Déc 062009
 
Baoding, Pêcheur au jardin public (c) Yves Traynard 2009
Sous les pâles rayons de l’hiver chinois, le pêcheur a brisé la glace et jeté l’hameçon. Tout près, emmitouflé jusqu’aux oreilles, je relis avec conviction Les Lettres persanes de Montesquieu. Une réflexion aiguë, ô combien moderne, sur le voyage, le temps long, la compréhension de l’Autre et de sa société. Tourisme du Réel ?

Lettre 1 : Usbek à son ami Rustan, à Ispahan.(*)

[…] Rica et moi sommes peut-être les premiers parmi les Persans que l’envie de savoir ait fait sortir de leur pays, et qui aient renoncé aux douceurs d’une vie tranquille pour aller chercher laborieusement la sagesse. Nous sommes nés dans un royaume florissant ; mais nous n’avons pas cru que ses bornes fussent celles de nos connaissances, et que la lumière orientale dût seule nous éclairer.

Lettre 48 : Usbek à Rhédi, à Venise.(**)

Ceux qui aiment à s’instruire ne sont jamais oisifs quoique je ne sois chargé d’aucune affaire importante, je suis cependant dans une occupation continuelle. Je passe ma vie à examiner, j’écris le soir ce que j’ai remarqué, ce que j’ai vu, ce que j’ai entendu dans la journée. Tout m’intéresse, tout m’étonne : je suis comme un enfant, dont les organes encore tendres sont vivement frappés par les moindres objets.
Tu ne le croirais pas peut-être, nous sommes reçus agréablement dans toutes les compagnies et dans toutes les sociétés ; je crois devoir beaucoup à l’esprit vif et à la gaieté naturelle de Rica, qui fait qu’il recherche tout le monde, et qu’il en est également recherché. Notre air étranger n’offense plus personne ; nous jouissons même de la surprise où l’on est de nous trouver quelque politesse : car les Français n’imaginent pas que notre climat produise des hommes. Cependant, il faut l’avouer, ils valent la peine qu’on les détrompe.

Introduction(***)

Il y a une chose qui m’a souvent étonné : c’est de voir ces Persans quelquefois aussi instruits que moi-même des mœurs et des manières de la nation, jusqu’à en connaître les plus fines circonstances, et à remarquer des choses qui, je suis sûr, ont échappé à bien des Allemands qui ont voyagé en France. J’attribue cela au long séjour qu’ils y ont fait : sans compter qu’il est plus facile à un Asiatique de s’instruire des mœurs des Français dans un an, qu’il ne l’est à un Français de s’instruire des mœurs des Asiatiques dans quatre, parce que les uns se livrent autant que les autres se communiquent peu.

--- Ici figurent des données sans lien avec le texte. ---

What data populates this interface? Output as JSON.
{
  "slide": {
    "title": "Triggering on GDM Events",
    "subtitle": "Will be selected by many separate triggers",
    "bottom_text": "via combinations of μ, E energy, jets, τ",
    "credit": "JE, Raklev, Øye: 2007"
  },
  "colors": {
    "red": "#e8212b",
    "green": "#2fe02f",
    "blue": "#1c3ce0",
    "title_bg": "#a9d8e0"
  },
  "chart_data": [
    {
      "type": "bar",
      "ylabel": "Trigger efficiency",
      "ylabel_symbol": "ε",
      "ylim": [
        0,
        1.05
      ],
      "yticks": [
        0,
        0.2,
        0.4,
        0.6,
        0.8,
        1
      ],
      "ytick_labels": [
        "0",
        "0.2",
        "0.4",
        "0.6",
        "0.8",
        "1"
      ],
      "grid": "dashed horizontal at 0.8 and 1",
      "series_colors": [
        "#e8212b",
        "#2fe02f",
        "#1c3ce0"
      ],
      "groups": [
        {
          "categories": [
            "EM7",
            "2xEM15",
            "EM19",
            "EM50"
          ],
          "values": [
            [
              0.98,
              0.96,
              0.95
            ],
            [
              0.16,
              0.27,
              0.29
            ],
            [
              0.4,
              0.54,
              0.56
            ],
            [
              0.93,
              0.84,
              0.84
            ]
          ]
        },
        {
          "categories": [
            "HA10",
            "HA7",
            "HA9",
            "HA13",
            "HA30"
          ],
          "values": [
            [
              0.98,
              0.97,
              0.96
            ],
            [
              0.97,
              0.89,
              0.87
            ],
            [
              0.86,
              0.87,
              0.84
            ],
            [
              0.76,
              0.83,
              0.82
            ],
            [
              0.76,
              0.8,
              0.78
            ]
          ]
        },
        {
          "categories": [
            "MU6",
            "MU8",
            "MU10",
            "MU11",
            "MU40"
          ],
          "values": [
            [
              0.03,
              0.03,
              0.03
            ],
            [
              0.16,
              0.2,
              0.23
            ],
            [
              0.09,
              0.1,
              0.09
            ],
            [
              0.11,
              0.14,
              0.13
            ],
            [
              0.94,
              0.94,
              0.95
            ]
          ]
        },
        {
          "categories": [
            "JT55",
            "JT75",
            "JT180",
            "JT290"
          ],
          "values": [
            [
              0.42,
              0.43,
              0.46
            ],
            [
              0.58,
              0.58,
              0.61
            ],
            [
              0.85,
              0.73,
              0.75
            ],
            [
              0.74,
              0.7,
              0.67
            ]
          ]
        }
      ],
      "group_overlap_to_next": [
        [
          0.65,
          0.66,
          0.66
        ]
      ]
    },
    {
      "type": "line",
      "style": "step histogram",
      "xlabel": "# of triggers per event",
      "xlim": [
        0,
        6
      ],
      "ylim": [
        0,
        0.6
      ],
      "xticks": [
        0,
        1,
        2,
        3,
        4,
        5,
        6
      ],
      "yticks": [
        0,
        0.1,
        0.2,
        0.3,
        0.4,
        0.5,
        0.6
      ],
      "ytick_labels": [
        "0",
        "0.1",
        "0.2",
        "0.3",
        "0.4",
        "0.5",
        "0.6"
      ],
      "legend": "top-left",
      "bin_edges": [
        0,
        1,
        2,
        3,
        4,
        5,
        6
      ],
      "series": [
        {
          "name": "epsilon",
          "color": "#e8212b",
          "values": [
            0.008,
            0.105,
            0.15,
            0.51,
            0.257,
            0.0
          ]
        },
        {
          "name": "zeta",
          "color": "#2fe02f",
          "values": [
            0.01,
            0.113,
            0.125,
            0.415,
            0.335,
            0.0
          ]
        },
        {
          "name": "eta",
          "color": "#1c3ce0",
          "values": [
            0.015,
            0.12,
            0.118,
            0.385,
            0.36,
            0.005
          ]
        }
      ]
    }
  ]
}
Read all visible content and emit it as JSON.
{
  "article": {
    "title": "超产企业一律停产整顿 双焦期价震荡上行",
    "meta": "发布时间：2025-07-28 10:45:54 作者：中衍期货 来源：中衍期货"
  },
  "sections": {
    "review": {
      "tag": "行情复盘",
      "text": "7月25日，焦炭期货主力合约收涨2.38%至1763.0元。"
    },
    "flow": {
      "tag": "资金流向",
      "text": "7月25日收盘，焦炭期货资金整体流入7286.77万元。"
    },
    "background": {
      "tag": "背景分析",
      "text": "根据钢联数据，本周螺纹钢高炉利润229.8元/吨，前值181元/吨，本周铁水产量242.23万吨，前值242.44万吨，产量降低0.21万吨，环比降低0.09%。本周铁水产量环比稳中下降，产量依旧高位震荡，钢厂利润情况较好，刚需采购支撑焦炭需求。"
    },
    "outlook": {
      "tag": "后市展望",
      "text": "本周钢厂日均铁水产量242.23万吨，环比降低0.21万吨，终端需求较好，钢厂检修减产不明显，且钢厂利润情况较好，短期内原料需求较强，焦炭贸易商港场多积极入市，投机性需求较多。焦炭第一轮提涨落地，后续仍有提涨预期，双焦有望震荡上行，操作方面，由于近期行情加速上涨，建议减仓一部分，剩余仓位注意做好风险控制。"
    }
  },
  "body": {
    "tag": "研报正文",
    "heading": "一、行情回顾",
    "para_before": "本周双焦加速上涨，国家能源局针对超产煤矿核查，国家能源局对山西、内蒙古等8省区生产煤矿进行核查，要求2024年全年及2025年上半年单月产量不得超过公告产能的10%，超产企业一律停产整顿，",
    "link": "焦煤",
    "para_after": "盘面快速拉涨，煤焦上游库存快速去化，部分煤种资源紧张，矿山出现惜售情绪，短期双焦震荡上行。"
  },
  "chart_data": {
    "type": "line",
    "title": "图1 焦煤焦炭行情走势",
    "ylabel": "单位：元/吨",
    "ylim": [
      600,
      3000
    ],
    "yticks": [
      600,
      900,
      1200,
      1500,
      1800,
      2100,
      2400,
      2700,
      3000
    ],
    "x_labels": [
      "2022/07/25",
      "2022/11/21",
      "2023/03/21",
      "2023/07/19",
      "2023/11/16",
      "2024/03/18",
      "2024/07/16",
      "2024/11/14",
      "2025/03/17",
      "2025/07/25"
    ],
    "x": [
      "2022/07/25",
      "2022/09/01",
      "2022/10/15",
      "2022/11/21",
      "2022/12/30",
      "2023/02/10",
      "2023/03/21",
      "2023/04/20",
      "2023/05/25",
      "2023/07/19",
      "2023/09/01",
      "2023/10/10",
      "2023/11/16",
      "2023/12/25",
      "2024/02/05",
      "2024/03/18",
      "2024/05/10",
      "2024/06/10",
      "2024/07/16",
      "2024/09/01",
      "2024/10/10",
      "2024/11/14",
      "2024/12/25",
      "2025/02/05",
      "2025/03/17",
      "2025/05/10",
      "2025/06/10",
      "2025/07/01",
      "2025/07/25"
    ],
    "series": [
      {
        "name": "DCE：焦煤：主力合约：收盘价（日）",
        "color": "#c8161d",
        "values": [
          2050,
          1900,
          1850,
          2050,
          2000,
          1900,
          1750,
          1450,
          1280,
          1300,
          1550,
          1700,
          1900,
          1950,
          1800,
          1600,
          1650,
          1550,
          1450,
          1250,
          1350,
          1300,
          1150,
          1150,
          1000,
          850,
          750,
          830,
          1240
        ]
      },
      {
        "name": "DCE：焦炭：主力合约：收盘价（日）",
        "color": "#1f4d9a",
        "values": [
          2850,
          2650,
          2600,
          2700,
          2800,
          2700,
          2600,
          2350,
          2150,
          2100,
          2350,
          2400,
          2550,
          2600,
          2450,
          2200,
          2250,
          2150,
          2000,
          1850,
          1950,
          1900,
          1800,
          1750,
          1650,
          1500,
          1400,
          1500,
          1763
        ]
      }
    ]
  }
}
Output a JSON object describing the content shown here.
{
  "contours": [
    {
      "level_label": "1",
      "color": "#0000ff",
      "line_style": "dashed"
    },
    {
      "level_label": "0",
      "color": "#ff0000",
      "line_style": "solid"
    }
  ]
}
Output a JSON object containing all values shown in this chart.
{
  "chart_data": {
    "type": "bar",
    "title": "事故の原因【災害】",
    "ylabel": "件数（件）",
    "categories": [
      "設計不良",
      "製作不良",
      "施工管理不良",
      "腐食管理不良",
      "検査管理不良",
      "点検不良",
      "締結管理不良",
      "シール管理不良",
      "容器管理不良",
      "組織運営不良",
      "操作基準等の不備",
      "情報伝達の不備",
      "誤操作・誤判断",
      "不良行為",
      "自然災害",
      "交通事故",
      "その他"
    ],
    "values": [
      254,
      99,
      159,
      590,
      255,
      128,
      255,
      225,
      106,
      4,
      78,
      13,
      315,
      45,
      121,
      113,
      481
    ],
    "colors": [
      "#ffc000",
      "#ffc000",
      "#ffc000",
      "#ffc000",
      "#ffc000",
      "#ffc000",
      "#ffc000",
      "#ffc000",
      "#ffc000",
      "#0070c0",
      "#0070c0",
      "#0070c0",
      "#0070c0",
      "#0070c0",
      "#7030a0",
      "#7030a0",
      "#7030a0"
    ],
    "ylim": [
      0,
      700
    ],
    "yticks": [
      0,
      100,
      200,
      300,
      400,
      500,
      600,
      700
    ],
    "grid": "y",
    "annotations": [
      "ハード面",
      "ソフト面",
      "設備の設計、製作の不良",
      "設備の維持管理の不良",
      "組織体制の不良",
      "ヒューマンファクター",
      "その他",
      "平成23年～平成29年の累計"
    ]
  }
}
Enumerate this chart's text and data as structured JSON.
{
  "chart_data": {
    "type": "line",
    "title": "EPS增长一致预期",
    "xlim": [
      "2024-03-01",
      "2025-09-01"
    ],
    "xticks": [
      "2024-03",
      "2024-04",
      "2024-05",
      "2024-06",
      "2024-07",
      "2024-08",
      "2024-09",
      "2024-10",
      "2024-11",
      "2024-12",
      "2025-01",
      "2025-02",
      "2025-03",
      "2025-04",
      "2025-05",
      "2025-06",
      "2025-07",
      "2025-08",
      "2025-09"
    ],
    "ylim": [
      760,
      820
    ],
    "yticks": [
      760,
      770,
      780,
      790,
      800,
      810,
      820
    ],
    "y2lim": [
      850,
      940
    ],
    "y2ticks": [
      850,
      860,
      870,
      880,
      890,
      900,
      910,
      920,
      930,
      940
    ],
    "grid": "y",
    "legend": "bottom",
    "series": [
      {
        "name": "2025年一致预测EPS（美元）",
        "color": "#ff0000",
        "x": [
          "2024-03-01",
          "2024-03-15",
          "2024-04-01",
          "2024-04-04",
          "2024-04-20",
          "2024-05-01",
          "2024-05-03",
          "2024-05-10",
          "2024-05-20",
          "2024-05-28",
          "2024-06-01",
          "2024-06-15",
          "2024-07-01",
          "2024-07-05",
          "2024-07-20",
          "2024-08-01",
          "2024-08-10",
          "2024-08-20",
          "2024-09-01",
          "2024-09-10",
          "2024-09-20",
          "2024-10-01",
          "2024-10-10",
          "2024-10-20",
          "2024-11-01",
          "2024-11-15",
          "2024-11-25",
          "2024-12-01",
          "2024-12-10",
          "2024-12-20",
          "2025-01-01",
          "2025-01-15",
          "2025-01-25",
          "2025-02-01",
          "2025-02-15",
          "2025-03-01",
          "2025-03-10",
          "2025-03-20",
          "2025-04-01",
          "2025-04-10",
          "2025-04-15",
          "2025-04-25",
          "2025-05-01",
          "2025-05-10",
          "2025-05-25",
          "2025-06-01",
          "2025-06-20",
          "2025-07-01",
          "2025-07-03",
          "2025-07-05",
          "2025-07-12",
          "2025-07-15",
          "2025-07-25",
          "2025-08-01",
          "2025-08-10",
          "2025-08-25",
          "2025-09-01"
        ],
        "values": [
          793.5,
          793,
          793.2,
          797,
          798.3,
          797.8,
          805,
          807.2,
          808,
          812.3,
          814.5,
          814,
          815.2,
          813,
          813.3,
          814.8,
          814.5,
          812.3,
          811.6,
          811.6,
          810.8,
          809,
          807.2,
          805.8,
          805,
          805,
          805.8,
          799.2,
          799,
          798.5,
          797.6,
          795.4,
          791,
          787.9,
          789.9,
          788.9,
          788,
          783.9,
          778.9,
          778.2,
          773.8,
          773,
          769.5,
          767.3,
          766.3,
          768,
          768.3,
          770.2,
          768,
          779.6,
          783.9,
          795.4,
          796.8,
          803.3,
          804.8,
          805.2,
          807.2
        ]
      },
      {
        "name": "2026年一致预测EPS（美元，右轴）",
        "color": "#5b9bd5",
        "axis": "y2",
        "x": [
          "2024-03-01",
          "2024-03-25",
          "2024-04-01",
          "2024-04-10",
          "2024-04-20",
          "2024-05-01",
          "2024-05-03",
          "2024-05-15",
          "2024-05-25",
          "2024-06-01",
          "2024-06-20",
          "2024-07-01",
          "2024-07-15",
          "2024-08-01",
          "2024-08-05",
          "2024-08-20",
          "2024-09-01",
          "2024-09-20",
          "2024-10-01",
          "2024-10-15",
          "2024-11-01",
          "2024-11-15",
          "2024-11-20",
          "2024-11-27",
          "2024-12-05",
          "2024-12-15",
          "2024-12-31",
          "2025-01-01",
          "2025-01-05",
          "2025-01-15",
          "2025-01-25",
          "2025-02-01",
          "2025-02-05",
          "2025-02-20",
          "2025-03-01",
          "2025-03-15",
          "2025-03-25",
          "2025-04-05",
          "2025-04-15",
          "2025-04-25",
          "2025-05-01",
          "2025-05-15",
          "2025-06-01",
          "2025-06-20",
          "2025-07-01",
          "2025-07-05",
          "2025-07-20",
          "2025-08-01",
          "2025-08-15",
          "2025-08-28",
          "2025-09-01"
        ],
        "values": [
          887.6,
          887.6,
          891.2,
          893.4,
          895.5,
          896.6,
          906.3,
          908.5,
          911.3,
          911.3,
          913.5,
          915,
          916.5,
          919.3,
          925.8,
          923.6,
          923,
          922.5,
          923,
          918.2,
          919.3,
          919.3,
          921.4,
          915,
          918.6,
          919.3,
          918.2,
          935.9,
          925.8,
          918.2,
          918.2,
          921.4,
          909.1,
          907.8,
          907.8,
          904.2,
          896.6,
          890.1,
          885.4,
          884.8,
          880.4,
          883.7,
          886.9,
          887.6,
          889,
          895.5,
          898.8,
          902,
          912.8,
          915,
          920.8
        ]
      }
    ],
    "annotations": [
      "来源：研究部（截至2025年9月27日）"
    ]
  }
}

Quelques réflexions sur les Lettres persanes(****)

[Le lecteur] est prié de faire attention que tout l’agrément consistait dans le contraste éternel entre les choses réelles et la manière singulière, naïve ou bizarre, dont elles étaient aperçues.
A mesure qu’ils font un plus long séjour en Europe, les mœurs de cette partie du monde prennent dans leur tête un air moins merveilleux et moins bizarre, et ils sont plus ou moins frappés de ce bizarre et de ce merveilleux, suivant la différence de leurs caractères.

(*) Lettre I. Usbek à son ami Rustan, à Ispahan, Lettres persanes, Montesquieu. Wikisource.
(**) Lettre 48. Usbek à Rhédi, à Venise, Lettres persanes, Montesquieu. Wikisource.
(***) Introduction, Lettres persanes, Montesquieu. Wikisource.
(****) Quelques réflexions sur les Lettres persanes, Lettres persanes, Montesquieu. Wikisource.